What's wrong with my function to load multiple .csv files into single dataframe in R using rbind?

Sivanantham C picture Sivanantham C · Apr 21, 2014 · Viewed 35.9k times · Source

I have written the following function to combine 300 .csv files. My directory name is "specdata". I have done the following steps for execution,

x <- function(directory) {     
    dir <- directory    
    data_dir <- paste(getwd(),dir,sep = "/")    
    files  <- list.files(data_dir,pattern = '\\.csv')    
    tables <- lapply(paste(data_dir,files,sep = "/"), read.csv, header = TRUE)    
    pollutantmean <- do.call(rbind , tables)         
}

# Step 2: call the function
x("specdata")

# Step 3: inspect results
head(pollutantmean)

Error in head(pollutantmean) : object 'pollutantmean' not found

What is my mistake? Can anyone please explain?

Answer

hadley picture hadley · Apr 21, 2014

There's a lot of unnecessary code in your function.
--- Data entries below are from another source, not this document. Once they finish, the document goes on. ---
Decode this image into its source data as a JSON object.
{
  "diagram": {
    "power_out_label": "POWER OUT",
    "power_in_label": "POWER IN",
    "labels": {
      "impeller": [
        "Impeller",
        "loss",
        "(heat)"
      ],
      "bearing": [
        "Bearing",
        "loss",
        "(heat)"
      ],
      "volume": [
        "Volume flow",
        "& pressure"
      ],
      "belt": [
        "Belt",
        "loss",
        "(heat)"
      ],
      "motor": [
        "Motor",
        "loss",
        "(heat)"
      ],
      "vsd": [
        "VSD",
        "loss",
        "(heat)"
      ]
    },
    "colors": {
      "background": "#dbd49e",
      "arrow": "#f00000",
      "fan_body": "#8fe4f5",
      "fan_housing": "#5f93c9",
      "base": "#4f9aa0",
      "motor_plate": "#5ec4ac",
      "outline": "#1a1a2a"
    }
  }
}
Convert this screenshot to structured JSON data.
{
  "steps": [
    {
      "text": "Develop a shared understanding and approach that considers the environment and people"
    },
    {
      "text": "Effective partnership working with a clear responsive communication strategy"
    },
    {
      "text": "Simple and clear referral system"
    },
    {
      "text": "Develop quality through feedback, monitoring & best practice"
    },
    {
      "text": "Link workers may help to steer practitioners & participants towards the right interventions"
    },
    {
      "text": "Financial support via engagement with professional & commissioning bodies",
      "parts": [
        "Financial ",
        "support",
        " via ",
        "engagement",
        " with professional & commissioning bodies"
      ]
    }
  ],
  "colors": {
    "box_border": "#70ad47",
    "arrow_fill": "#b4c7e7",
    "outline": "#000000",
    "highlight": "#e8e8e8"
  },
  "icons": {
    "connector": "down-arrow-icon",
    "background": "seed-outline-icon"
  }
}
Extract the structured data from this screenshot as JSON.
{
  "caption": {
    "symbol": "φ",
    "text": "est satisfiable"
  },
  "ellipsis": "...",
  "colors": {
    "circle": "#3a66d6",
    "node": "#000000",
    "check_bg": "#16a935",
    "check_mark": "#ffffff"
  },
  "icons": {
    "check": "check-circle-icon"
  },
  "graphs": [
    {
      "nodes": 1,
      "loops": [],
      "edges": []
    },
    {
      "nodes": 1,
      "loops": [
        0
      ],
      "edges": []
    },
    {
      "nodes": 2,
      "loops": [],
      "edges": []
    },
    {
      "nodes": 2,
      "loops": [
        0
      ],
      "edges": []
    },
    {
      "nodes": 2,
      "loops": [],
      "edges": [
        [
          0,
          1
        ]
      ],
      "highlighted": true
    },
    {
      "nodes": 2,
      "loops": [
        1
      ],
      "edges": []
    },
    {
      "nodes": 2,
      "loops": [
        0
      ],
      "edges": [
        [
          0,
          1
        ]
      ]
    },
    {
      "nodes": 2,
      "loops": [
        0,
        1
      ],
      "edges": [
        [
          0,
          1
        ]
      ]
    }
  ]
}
You can simplify it to:

load_data <- function(path) { 
  files <- dir(path, pattern = '\\.csv', full.names = TRUE)
  tables <- lapply(files, read.csv)
  do.call(rbind, tables)
}

pollutantmean <- load_data("specdata")

Be aware that do.call + rbind is relatively slow. You might find dplyr::bind_rows or data.table::rbindlist to be substantially faster.